C'était je crois vers 1876, les cowboys avaient appris que Grant devait se rendre à San-Antonio, capitale du Texas. Ils s'informèrent du train exact qu'il devait prendre, et dans une petite localité, station voisine, ils se massèrent et se dissimulèrent le long de la voie. Quand le train fut proche, un d'entre eux se leva et agita le signal d'arrêt, le mécanicien stoppa et le train s'arrêta. Alors, tous les cowboys se levèrent et enveloppèrent le convoi.
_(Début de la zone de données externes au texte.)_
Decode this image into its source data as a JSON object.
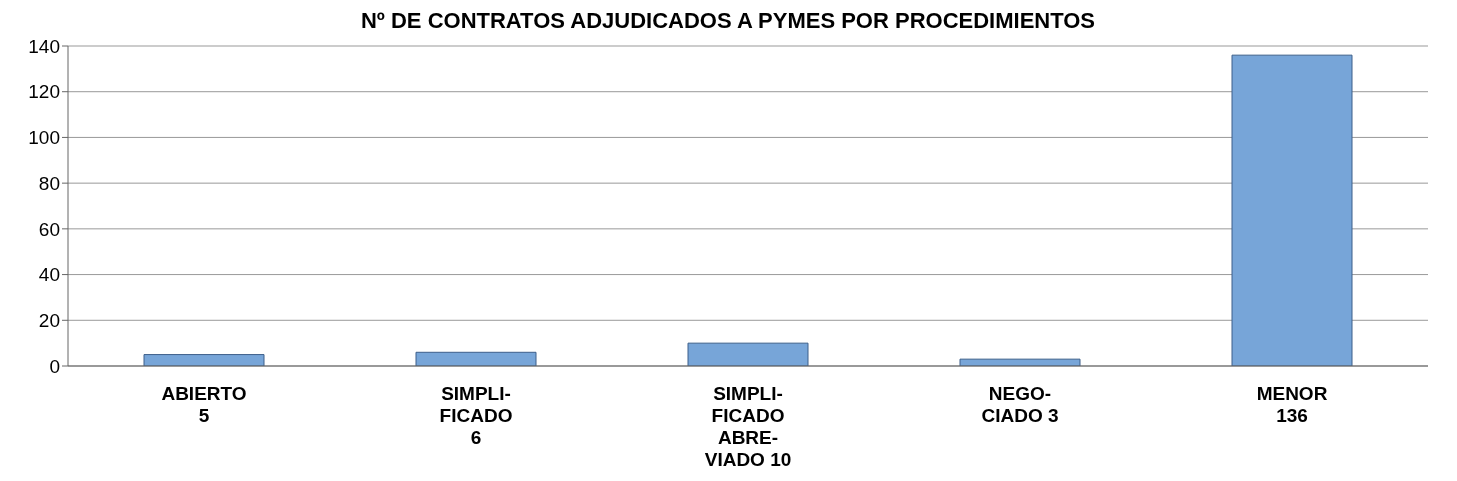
{
  "chart_data": {
    "type": "bar",
    "title": "Nº DE CONTRATOS ADJUDICADOS A PYMES POR PROCEDIMIENTOS",
    "categories": [
      "ABIERTO\n5",
      "SIMPLI-\nFICADO\n6",
      "SIMPLI-\nFICADO\nABRE-\nVIADO 10",
      "NEGO-\nCIADO 3",
      "MENOR\n136"
    ],
    "values": [
      5,
      6,
      10,
      3,
      136
    ],
    "color": "#77a5d8",
    "ylim": [
      0,
      140
    ],
    "yticks": [
      0,
      20,
      40,
      60,
      80,
      100,
      120,
      140
    ],
    "grid": "y"
  }
}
Vous jugez de l'effroi des voyageurs qui crurent à une attaque en règle, mais un délégué s'approcha du chef du train et dit d'une voix forte :

— Vous avez dans un wagon M. Grant?

— Je l'ignore.

Mais Grant avait entendu prononcer son nom. Il s'avança et dit :

— C'est moi Grant.

On sait que le général était un homme très orgueilleux. Il crut qu'il était l'objet d'une ovation populaire et, comme personne ne lui répondait, il ajouta une seconde fois, « je suis le général Grant ». Alors, un chef de la bande s'avança :

— Ah! c'est vous Grant. Nous savions votre passage et nous avons tenu à vous connaître. Vous êtes, paraît-il, un habile politicien, vous savez très bien danser sur une plate-forme électorale. Eh bien! nous tenons à avoir un aperçu de votre science chorégraphique, nous voulons savoir comment vous danserez sur la plate-forme d'un wagon. Nous vous prions d'exécuter une gigue.

— Mais, c'est une plaisanterie, se récria Grant.

— Pas du tout! tel est notre bon plaisir.

— Je n'en ferai rien, cria Grant, rouge de colère.

You please! continua l'orateur de la troupe.

Et lui mettant sous le nez un revolver de fort calibre, il ajouta, avec la plus parfaite courtoisie :

— Que votre Grâce nous fasse l'honneur de nous satisfaire!

L'argument était péremptoire. Grant s'exécuta. Je ne dis pas qu'il le fit de bonne grâce.

— Et voilà comment, ajouta Cold Colorado en guise de réflexion philosophique, après avoir dansé sur le tremplin politique, Grant exécuta une gigue sur la plate-forme d'un wagon pour la plus grande joie des cowboys.

N'oubliez pas de raconter cela en France, sur ce, je vous dis au revoir.

— Je n'en aurai garde, lui répondis-je. Votre commission sera faite.

Nous nous serrâmes la main et nous nous quittâmes. Depuis, nous ne nous sommes jamais revus.